A remake of a 2011 Mexican movie, Miss Bala struggles to justify itself. The central character of Gloria as a feisty make-up artist who discovers the killer within is mildly intriguing in a far-fetched way, but director Catherine Hardwicke otherwise defaults to recycling well-worn elements. The film often resembles a glorified television serial overrun by greasy neck-tattooed villains spouting vapid dialogue.
The three let-the-bullets-fly action scenes occur at a nightclub, an abandoned bull ring and a swanky villa, and predictably arrive at the start, middle and end. All three are sanitized, bloodless and goreless affairs lacking grit and conviction, and poorly edited to boot.
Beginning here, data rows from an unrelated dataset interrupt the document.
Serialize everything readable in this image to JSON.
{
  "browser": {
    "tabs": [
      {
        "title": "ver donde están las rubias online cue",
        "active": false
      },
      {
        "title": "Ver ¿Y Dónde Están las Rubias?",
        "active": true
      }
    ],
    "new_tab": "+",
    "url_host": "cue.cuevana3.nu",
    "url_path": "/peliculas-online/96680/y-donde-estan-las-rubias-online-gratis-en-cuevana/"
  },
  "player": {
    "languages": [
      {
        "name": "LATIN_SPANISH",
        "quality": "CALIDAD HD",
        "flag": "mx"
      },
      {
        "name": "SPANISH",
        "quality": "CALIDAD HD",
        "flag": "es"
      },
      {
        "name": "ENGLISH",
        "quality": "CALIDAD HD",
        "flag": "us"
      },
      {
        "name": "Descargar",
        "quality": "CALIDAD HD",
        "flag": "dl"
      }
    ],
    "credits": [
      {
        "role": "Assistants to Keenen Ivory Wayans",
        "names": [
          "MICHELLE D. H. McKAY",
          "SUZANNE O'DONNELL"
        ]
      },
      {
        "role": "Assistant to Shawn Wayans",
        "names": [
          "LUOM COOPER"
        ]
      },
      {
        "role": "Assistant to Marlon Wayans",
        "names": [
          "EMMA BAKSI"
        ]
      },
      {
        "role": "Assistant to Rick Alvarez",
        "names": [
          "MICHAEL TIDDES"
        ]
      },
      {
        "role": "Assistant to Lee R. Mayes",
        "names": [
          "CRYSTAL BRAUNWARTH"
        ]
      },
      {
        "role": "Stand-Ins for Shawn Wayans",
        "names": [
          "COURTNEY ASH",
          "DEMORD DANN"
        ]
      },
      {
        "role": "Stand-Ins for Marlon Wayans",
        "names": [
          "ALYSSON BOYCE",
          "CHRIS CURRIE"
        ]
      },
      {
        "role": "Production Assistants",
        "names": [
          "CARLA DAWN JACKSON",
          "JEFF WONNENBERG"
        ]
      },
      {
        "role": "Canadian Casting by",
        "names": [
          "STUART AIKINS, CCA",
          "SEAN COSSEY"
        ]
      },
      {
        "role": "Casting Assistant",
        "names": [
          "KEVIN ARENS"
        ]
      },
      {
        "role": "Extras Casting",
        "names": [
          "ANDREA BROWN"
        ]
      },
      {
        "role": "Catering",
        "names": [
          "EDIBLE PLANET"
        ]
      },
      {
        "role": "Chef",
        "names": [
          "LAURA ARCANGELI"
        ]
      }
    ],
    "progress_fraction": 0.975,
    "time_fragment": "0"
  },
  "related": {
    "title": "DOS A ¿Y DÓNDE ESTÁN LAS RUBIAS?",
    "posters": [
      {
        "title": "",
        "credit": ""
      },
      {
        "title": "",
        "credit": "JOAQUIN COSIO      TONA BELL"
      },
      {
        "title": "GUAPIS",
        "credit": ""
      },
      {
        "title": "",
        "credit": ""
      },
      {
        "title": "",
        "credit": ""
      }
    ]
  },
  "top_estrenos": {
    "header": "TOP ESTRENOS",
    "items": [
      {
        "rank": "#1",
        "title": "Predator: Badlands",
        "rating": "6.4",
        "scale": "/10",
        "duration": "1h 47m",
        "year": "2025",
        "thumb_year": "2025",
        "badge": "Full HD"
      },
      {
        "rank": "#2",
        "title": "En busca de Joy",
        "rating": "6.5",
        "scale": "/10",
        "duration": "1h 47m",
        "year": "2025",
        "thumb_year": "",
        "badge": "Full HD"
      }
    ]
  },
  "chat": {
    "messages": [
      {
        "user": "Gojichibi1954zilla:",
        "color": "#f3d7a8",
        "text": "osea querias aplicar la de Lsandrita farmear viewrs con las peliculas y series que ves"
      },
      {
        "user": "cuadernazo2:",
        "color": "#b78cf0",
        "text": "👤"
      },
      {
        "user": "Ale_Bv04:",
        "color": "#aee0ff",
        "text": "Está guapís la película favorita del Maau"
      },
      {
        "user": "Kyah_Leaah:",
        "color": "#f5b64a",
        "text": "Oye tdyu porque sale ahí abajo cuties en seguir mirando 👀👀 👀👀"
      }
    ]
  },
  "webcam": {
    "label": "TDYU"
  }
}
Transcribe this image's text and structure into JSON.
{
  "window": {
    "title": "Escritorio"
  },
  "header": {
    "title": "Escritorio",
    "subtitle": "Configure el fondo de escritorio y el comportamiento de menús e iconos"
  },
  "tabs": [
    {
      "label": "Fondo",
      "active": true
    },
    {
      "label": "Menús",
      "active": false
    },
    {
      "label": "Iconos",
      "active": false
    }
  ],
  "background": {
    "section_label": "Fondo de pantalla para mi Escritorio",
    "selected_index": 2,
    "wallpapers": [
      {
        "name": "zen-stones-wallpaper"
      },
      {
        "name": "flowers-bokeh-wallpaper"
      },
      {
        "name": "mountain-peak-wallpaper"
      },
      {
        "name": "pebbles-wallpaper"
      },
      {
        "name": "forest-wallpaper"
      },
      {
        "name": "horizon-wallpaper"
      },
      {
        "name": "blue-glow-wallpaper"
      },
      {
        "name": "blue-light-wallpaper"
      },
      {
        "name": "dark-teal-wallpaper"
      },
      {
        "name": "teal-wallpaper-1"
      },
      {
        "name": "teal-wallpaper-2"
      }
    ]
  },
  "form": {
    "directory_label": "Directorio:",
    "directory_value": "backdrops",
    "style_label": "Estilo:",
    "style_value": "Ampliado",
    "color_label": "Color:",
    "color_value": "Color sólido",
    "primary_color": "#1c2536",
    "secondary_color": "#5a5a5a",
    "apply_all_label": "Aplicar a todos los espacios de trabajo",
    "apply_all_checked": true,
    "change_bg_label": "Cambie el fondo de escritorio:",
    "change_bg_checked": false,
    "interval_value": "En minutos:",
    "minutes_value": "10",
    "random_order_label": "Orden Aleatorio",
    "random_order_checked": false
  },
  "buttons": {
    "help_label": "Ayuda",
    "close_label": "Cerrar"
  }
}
Gina Rodriguez pouts her way through the movie, finding a groove and sticking to it as a seething victim surprising herself with on-the-fly bobbing and weaving to survive another day. Ismael Cruz Córdova never finds his footing as Lino, the gang leader with a soft spot for his latest captive landing somewhere between street thug stereotype, wannabe victim of circumstance, and awkward romanticist.
Hardwicke elevates the climax to mythical angel-of-vengeance territory, with cool staging of Rodriguez in a fetching red dress finally taking her turn to unleash her balas. Hell hath no fury like a woman trapped in a mediocre movie.